I didn’t even know what town I was in a year ago. I moved so frequently; it was all a blur.
“Why didn’t you come for me?” I asked, and I hated that it sounded like an accusation. I felt hurt.
“Because Charlotte found me before I came for you, and she said you didn’t want me yet. She told me you were very…specific about not wanting me, in fact…” His words trailed off, and I saw that same rejection flash in his eyes.
I couldn’t look him in the eye. I looked away, admitting, “I said that at the start. When they found me and took me away. They gave me a new identity, but I was told only to use it if I was certain I didn’t want to be found.”

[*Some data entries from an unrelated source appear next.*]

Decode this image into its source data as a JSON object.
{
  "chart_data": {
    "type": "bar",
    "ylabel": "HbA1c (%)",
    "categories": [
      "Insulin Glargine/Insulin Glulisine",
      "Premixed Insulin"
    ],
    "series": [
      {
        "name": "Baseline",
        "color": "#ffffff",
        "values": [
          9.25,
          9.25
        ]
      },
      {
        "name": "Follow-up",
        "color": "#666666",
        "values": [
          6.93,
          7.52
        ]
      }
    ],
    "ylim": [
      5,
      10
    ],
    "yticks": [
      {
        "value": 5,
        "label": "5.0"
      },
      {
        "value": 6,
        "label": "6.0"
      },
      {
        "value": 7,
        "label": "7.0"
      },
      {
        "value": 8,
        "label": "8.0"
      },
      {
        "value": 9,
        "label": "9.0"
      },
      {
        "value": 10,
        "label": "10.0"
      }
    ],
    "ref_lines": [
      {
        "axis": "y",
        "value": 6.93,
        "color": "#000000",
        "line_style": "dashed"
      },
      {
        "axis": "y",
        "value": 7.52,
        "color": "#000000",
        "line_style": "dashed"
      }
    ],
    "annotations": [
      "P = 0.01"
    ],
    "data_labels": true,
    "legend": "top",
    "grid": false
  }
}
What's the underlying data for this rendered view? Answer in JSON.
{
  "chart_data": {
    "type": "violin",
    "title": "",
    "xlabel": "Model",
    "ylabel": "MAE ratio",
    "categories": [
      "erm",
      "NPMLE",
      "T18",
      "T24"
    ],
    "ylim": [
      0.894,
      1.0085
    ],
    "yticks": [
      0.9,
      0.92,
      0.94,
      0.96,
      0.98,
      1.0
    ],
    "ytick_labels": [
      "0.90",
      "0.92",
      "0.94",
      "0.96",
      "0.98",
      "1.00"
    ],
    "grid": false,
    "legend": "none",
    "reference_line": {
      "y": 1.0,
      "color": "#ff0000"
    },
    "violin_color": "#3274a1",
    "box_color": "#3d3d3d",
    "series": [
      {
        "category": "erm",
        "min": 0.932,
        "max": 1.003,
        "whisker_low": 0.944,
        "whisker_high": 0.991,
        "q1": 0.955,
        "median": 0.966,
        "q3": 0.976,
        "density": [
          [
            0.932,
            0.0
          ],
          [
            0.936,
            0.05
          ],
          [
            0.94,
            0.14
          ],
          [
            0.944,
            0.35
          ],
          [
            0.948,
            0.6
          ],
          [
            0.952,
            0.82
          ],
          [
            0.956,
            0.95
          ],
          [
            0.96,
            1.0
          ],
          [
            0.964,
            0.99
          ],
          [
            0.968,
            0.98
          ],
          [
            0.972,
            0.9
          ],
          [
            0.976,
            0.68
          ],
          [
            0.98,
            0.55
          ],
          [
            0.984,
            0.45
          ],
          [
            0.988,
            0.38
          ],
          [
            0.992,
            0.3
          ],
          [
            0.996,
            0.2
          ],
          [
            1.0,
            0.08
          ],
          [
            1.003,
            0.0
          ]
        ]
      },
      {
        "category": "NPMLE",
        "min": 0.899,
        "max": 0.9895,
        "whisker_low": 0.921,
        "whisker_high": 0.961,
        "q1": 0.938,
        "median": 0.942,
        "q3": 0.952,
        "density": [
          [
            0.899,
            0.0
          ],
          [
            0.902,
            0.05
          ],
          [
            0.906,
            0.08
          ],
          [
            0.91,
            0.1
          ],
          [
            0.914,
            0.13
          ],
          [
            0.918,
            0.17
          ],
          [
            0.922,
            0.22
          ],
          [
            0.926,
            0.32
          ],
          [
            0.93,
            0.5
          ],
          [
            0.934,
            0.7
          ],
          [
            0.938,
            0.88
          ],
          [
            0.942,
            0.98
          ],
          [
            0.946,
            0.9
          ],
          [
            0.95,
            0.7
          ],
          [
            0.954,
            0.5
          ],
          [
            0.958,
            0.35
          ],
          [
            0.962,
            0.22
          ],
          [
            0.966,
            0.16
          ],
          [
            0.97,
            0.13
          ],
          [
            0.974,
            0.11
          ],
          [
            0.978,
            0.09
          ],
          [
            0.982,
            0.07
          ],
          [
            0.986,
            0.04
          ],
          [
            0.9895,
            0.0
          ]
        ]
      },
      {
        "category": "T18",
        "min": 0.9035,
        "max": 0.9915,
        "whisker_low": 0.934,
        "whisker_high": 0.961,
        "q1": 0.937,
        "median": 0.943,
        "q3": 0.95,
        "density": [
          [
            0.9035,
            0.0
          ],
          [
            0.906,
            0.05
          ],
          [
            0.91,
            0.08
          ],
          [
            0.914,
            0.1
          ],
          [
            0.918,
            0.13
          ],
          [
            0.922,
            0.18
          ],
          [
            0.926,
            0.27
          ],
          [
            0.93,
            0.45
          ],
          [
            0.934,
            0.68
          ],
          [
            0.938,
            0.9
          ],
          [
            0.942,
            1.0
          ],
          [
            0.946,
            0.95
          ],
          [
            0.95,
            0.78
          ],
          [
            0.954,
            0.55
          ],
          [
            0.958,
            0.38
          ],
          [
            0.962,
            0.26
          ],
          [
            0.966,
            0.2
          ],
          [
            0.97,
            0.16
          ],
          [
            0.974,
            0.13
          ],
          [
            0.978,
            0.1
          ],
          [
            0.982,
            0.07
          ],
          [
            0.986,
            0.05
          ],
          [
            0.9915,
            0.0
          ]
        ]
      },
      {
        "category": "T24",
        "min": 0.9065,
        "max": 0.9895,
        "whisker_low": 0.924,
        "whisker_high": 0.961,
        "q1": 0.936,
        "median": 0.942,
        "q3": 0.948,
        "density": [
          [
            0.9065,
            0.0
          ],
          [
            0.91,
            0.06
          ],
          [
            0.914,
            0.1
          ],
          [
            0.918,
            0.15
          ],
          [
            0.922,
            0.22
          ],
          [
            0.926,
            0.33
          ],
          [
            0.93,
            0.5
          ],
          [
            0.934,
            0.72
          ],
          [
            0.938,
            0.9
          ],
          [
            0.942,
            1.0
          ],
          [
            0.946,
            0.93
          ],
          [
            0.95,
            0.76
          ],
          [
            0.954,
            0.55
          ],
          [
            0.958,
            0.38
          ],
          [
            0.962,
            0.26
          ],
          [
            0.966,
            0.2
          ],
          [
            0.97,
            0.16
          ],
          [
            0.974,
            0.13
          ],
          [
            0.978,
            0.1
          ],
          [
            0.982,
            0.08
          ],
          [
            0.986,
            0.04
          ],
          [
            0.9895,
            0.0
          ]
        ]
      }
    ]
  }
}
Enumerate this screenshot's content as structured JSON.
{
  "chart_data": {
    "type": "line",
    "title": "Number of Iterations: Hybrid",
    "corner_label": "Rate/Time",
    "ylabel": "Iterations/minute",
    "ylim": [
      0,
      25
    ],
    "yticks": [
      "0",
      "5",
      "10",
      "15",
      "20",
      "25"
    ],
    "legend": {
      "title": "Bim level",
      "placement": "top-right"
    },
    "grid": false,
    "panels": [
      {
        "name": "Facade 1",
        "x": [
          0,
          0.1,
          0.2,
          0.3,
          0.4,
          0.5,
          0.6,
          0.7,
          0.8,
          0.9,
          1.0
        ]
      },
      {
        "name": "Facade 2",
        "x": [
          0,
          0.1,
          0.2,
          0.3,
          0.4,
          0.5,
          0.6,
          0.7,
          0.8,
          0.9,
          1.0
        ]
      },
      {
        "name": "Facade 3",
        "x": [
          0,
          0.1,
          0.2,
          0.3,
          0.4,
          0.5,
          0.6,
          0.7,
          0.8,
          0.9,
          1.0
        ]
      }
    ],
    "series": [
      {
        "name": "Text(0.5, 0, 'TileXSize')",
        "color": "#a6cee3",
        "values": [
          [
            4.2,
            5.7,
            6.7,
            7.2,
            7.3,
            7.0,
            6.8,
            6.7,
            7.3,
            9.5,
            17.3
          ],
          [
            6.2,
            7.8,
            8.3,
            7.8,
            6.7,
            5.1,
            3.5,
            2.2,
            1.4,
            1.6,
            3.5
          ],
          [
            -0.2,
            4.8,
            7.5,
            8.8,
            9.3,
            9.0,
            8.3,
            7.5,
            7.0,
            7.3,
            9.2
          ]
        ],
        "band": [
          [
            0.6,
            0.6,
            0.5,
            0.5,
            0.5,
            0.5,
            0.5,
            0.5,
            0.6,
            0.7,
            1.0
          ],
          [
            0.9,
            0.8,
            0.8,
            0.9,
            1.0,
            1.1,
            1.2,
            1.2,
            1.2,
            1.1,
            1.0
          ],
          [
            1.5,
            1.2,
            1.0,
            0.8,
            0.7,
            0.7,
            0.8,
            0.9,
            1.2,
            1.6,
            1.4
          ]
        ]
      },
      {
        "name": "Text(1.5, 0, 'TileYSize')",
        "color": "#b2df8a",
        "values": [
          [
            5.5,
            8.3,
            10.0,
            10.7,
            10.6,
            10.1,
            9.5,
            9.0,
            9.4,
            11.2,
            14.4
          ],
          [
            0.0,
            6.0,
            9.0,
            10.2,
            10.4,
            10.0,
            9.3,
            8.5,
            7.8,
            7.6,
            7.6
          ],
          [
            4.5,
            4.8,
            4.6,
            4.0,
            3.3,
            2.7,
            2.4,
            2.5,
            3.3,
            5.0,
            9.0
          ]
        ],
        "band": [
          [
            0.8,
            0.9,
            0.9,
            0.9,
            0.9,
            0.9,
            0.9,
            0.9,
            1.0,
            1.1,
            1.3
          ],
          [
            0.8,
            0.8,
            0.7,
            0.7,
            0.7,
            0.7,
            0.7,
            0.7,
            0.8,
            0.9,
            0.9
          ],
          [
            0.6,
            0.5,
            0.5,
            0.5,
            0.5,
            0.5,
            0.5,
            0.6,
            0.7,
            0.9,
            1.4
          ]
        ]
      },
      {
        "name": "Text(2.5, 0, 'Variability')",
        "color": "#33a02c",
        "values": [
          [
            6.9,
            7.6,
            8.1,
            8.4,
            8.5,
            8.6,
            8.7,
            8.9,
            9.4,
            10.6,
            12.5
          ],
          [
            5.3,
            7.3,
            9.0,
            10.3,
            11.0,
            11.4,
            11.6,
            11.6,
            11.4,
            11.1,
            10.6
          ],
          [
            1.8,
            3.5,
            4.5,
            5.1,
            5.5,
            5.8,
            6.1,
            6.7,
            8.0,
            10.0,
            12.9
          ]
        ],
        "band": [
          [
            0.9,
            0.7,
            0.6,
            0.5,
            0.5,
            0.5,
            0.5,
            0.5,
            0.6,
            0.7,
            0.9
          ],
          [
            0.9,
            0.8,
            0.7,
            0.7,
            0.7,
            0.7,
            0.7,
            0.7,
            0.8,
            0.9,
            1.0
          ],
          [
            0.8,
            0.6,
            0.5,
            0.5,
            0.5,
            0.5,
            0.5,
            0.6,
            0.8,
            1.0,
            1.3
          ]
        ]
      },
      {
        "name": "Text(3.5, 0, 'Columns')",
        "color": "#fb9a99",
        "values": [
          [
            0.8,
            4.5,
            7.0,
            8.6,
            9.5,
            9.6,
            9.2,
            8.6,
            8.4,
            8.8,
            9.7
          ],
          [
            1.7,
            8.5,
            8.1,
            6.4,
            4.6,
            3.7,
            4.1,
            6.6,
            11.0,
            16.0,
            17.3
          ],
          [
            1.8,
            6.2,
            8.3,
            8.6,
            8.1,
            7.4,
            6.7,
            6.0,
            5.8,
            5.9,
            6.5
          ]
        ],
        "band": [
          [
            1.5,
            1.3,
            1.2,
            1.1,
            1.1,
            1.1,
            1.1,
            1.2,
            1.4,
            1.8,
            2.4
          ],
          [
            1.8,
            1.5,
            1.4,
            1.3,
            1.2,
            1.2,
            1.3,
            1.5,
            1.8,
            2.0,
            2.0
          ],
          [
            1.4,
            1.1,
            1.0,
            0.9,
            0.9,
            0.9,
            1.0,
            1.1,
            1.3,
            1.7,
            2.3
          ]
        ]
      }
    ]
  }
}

Locke simply nodded. He didn’t look angry though. He was just hurt. “She said you were going to hide, and then she warned me that if I found you before you were ready, you’d leave and she’d help you hide from me again.” His voice was thick. He cleared it. “I didn’t think I was ruining your life. I thought I was saving you, and I guess my desire to take you for myself outweighed everything else. I wasn’t rational. I held back because…I hoped you might reach out to me. That you might want me. Charlotte made me promise to wait for a sign. She gets through to me, and Conor…he said he’d stop me from ruining us. Because if I stole you again, I might drive you away for good, and I didn’t want that possibility. I would rather suffer and wait than to do something that could make you hate me forever.”
I let out a shaky breath, but as he began to pull away, I gripped him and kept him close. “I was scared, Locke. I’m still scared. I don’t want to be hurt. I don’t want to trust and then…find out that you don’t want me later—”
“Do you believe me now that I do?” he cut in, and it wasn’t like him to interrupt. “If I didn’t want you, I wouldn’t have dropped everything to be here.”
I nodded. “I understand.”
“I’m not like other men,” he said, stiffly, his face twisting to embarrassment. “If I’m going to be honest, Kali, you’re the only woman I’ve ever fucked like this…I’ve never…wanted the things most want in a relationship…until you came into my world, with your angry eyes, damning me in that bathroom.”
My lips flinched. “You weren’t very likeable.”
“People are scared when they see me,” he explained. “And you were scared, but you were brave. I wasn’t used to that. You breathed fire, and I thought I wanted to extinguish it, but when you kept breathing fire, Kali, you started to breathe life into me, too. I wanted you the second you were tied to my bed, and I’ve never stopped wanting you since.”
His words sat heavy in the air.
He opened himself up to me.
This serial killer, crazy man.
But he didn’t seem those things to me in that moment.
He didn’t wait for me to talk. He let those words hang in the air. He bent down and kissed me again.
“Get some sleep, Kali.”
Dazed, I nodded, and he tucked me in.
The day felt endless, and I should have been fretting about Lenny’s room and the drawing of the man and the heavy admission this beautiful man made, but I thought of another little boy. One that sat in a hole and waited for help that didn’t come.
My heart clenched painfully.
“If monsters are made in the darkness, do you think they can be unmade in the light?” Aurora’s whispered question raised the hairs on my skin.
I closed my eyes and fell into sweet nothingness.